Fragile narrow laggy asynchronous mismatched pipes kill productivity | Hacker News
Something I’ve been thinking about recently is how when I’ve worked on any kind of distributed system, including systems as simple as a web app with frontend and backend code, probably upwards of 80% of my time is spent on things I wouldn’t need to do if it weren’t distributed. I came up with the following description of why I think this kind of programming requires so much effort: Everything is fragile narrow laggy asynchronous mismatched untrusted pipes. I think every programmer who’s worked on a networked system has encountered each of these issues, this is just my effort to coherently describe all of them in one place. I hope to prompt you to consider all the different hassles at once and think about how much harder/easier your job would be if you did/didn’t have to deal with these things. I think this is part of why web companies like Twitter seem to have so much lower impressiveness per engineer productivity than other places like game companies or SpaceX, although there’s other pieces to that puzzle. While part of the difficulty of distributed systems is inherent in physics, I think there’s lots of ideas for making each part of the problem easier, many already in common use, and I’ll try to mention lots of them. I hope that we as programmers continually develop more of these techniques and especially general implementations that simplify a problem. Like serialization libraries reducing the need for hand-written parsers/writers, I think there’s a lot of developer time out there to save by implementing generalized solutions where we currently painstakingly reimplement common patterns. I also think all these costs mean you should try really hard to avoid making your system distributed if you don’t have to.

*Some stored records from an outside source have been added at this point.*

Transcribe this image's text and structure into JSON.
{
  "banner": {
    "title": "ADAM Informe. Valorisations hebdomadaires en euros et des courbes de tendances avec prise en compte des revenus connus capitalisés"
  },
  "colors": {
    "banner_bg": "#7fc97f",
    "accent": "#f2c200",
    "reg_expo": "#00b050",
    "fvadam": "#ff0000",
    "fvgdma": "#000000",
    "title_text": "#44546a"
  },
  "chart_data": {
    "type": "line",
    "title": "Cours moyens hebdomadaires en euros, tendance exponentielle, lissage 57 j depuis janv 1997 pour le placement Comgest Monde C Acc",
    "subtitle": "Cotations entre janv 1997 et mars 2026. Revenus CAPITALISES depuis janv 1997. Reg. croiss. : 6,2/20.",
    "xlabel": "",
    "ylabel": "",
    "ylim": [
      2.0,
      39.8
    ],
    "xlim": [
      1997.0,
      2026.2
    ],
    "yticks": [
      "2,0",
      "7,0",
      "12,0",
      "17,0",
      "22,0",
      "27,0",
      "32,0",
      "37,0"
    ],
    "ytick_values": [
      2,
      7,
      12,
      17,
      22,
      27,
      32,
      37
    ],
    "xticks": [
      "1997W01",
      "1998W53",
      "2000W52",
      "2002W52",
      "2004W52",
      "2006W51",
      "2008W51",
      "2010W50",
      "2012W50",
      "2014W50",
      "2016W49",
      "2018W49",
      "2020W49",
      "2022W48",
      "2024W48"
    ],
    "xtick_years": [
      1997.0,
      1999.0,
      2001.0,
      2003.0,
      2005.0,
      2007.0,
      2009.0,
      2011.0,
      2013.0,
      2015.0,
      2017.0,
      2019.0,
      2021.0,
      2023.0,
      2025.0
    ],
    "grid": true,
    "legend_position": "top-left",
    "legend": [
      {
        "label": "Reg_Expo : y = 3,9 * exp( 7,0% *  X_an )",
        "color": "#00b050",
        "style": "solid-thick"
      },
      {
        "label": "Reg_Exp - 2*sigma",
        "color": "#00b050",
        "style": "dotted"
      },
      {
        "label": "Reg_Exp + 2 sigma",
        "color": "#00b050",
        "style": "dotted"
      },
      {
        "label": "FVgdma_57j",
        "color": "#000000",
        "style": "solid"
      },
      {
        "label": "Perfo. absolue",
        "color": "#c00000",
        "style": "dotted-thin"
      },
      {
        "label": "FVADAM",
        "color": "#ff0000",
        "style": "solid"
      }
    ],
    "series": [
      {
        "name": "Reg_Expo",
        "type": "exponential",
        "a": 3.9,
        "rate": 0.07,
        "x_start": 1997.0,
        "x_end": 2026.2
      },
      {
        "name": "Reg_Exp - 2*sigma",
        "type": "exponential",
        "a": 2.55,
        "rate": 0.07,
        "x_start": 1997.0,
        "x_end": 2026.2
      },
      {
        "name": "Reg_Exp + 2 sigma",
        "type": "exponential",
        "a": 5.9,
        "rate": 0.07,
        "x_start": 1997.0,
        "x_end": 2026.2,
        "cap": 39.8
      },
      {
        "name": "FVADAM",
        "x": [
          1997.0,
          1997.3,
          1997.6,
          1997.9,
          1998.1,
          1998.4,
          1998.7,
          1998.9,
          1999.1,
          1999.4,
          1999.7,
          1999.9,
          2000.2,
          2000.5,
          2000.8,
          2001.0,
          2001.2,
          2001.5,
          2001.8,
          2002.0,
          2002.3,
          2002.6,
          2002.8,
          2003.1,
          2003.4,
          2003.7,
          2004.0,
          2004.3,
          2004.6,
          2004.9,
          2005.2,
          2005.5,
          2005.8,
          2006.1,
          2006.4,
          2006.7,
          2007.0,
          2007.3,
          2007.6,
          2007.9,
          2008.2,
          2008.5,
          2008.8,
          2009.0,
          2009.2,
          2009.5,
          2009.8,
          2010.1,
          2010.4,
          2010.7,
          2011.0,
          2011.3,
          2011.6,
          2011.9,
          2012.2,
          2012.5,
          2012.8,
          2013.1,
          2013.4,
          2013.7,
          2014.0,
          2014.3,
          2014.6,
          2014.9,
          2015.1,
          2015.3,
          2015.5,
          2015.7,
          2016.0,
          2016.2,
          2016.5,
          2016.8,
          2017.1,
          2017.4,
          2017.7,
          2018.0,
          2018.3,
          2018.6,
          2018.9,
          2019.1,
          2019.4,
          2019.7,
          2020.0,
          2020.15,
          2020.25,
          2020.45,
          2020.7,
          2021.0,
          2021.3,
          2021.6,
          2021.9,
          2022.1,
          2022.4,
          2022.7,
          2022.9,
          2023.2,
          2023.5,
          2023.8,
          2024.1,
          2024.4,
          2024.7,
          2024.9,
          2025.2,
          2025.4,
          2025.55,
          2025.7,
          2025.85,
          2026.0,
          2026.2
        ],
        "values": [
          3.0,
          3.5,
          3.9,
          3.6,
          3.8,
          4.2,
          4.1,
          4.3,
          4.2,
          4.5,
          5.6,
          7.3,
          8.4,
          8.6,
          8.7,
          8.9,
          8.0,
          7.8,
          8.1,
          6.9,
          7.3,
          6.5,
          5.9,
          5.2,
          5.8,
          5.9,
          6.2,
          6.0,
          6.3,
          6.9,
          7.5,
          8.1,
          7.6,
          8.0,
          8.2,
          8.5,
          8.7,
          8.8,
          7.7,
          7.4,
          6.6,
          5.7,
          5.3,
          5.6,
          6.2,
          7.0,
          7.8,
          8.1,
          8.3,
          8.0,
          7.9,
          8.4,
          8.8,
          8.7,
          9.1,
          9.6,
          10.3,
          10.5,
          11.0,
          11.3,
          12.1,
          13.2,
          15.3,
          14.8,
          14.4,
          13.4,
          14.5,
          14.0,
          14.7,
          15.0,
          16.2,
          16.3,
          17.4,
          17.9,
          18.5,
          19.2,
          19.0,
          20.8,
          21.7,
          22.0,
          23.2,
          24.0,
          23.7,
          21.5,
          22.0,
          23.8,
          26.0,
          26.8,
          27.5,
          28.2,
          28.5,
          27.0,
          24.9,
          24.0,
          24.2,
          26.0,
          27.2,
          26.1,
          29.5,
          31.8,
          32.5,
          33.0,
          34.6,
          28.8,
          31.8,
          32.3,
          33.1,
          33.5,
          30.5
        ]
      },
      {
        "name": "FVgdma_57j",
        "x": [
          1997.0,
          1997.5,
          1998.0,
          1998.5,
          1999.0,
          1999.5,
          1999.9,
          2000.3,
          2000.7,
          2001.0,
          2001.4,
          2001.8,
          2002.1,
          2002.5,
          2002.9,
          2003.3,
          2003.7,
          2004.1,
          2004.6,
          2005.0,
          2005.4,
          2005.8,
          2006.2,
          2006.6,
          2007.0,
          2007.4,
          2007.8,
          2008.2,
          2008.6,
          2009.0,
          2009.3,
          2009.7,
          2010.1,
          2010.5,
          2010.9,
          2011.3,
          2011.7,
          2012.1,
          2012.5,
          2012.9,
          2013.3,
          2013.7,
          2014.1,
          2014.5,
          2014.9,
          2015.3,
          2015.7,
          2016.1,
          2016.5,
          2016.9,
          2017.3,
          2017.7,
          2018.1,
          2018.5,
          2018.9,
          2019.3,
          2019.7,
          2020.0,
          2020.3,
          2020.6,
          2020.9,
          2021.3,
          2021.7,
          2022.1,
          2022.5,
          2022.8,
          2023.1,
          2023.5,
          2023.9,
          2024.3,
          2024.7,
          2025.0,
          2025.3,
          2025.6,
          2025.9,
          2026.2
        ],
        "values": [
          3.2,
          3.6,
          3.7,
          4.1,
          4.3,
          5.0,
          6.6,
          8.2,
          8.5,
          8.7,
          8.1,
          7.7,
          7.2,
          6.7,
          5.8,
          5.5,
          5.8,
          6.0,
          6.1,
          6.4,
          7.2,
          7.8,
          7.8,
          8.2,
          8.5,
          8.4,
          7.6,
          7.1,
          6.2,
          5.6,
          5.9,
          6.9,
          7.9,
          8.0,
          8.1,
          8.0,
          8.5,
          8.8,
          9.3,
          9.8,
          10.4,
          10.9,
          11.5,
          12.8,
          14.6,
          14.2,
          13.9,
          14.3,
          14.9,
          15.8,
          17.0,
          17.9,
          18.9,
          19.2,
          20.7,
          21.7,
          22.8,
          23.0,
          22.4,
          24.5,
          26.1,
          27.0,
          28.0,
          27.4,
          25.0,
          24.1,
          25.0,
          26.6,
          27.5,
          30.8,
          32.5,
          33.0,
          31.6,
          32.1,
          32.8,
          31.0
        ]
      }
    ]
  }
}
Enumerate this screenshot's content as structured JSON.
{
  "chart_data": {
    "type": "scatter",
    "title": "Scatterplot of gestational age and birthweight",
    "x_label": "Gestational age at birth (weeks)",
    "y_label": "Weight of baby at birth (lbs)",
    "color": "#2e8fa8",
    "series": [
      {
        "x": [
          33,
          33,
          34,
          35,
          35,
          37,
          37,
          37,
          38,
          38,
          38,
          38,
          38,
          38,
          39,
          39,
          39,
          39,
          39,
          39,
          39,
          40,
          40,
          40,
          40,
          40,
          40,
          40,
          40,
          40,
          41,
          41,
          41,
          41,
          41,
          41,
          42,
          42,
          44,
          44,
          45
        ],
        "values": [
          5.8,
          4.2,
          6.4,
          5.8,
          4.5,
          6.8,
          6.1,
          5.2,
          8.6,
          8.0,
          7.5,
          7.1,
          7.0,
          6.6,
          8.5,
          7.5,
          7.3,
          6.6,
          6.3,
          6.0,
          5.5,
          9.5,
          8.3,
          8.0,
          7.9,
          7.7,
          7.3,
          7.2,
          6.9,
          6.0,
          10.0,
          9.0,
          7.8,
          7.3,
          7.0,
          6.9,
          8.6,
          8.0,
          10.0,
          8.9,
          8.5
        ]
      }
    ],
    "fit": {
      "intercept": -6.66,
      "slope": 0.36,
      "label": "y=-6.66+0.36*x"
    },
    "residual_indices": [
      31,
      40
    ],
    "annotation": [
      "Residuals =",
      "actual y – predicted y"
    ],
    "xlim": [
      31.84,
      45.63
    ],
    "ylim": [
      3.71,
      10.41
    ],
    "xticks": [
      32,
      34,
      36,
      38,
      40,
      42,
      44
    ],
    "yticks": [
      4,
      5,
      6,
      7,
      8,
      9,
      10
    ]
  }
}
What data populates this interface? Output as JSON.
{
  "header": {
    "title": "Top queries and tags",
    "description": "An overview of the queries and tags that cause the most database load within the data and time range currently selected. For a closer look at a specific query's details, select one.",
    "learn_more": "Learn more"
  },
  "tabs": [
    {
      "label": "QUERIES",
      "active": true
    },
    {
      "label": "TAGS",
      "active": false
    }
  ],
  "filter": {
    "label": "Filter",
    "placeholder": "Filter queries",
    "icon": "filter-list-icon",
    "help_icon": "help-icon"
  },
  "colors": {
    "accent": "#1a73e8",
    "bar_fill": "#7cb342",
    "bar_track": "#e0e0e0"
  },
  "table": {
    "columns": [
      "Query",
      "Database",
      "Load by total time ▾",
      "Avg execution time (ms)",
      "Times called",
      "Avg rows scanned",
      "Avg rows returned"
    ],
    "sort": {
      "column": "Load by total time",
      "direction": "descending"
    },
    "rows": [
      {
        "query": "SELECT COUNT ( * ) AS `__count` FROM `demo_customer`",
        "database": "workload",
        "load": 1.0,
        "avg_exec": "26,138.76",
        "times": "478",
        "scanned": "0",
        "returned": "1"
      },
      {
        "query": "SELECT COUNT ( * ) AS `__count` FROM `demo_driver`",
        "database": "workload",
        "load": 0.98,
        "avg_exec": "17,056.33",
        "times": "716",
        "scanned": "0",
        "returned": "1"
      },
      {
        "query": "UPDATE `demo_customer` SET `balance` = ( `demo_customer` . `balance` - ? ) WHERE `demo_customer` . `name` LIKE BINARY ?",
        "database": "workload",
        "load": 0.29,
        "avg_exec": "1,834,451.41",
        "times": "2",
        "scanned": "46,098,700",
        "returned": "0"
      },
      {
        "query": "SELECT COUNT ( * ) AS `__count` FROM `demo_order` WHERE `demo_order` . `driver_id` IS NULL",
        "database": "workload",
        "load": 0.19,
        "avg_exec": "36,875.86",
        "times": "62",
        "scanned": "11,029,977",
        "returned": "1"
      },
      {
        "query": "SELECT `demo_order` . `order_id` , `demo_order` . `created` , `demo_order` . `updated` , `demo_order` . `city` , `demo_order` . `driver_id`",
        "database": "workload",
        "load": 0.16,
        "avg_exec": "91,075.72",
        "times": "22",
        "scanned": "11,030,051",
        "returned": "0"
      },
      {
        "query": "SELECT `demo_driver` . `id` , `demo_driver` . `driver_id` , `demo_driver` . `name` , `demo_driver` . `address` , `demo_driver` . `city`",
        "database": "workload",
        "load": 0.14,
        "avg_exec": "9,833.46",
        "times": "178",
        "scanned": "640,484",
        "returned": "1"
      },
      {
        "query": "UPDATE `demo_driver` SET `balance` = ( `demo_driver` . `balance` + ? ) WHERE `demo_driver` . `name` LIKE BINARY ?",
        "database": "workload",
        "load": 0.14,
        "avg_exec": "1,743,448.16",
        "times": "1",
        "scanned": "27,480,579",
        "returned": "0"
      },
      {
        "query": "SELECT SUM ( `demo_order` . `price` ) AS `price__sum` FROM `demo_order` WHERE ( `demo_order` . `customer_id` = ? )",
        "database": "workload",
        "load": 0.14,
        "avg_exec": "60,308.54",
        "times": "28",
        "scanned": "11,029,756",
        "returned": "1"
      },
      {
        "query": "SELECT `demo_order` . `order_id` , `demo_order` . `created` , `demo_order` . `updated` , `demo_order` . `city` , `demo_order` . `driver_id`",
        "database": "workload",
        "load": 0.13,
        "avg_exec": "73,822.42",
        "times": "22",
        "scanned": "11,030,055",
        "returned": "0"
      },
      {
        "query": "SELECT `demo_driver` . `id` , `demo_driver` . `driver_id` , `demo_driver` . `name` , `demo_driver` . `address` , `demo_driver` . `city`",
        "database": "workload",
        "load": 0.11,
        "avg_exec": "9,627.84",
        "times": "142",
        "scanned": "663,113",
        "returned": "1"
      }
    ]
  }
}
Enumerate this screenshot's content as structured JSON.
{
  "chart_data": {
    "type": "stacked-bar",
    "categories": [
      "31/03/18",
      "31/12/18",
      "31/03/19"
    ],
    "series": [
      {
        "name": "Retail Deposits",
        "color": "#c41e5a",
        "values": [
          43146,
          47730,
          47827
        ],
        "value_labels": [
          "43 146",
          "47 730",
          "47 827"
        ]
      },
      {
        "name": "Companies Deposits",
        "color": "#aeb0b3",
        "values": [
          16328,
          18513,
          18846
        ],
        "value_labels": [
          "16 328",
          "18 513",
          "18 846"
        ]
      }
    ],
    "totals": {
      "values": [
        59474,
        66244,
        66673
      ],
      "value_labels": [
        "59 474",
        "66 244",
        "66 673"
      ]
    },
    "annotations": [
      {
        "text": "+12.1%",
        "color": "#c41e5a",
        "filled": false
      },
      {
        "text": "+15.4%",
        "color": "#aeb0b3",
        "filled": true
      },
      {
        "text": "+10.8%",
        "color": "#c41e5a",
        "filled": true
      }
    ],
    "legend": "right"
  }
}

I’ll go over each piece in detail, but briefly, whenever we introduce a network connection we usually have to deal with something that is:
All of these things can be mostly avoided when programming things that run on one computer, that is unless you end up optimizing performance and realizing your computer is actually a distributed system of cores and some of them come back. Some domains manage to avoid some of these but I’ve experienced subsets of these problems working on web apps, self-driving cars, a text editor, and high-performance systems, they’re everywhere.
This isn’t even all the problems, just things about the network. Tons of effort is also expended on things like how various bottlenecks often entail a complicated hierarchy of caches that need to be kept in sync with the underlying data store.
One way you can avoid all this is to just not write a distributed system. There are plenty of cases you can do this and I think it’s worthwhile to try way harder than some people do to pack everything into one process. However past a certain point of reliability or scale, physics means you’re going to have to use multiple machines (unless you want to go the mainframe route).
As you connect machines or increase reliability goals, the strategy of just crashing everything when one piece crashes (what multi-threaded/multi-core systems do) becomes increasingly unviable. Hardware will fail, wireless connections drop, entire data centers have their power or network taken out by squirrels. Some domains like customers with flaky internet also inevitably entail frequent connection failure.
In practice you need to write code to handle the failure cases and think carefully about what they are and what to do. This gets worse when merely noting the failure would drop important data, and you need to implement redundancy of data storage or transmission. Even worse, both another machine failing and a network connection breaking become visible just as some expected network packet not arriving after “too long”, introducing not only a delay but an ambiguity that can result in split-brain issues. Often something like TCP implements it for you but sometimes you have to implement your own heartbeating to periodically check that another system is still alive.
Attempts to make this easier include exceptions, TCP, concensus protocols and off-the-shelf redundant databases, but no solution eliminates the problem everywhere. One of my favourite attempts is Erlang’s process linking, monitoring and supervising which offers a philosophy that attempts to coalesce all sorts of failures into one easier to handle general case.
Network bandwidth is often limited, especially over consumer or cellular internet. It may seem like this isn’t a limitation very often because you rarely hit bandwidth limits, but that’s because limited bandwidth is ingrained into everything you do. Whenever you design a distributed system you need to come up with a communication protocol that communicates on the order of what’s necessary rather than on the order of the total size of your data.
In a multi-threaded program, you might just pass a pointer to gigabytes of immutable or locked data for a thread to read what it wants from and not think anything of it. In a distributed system passing the entire memory representing your database is unthinkable and you need to spend time implementing other approaches.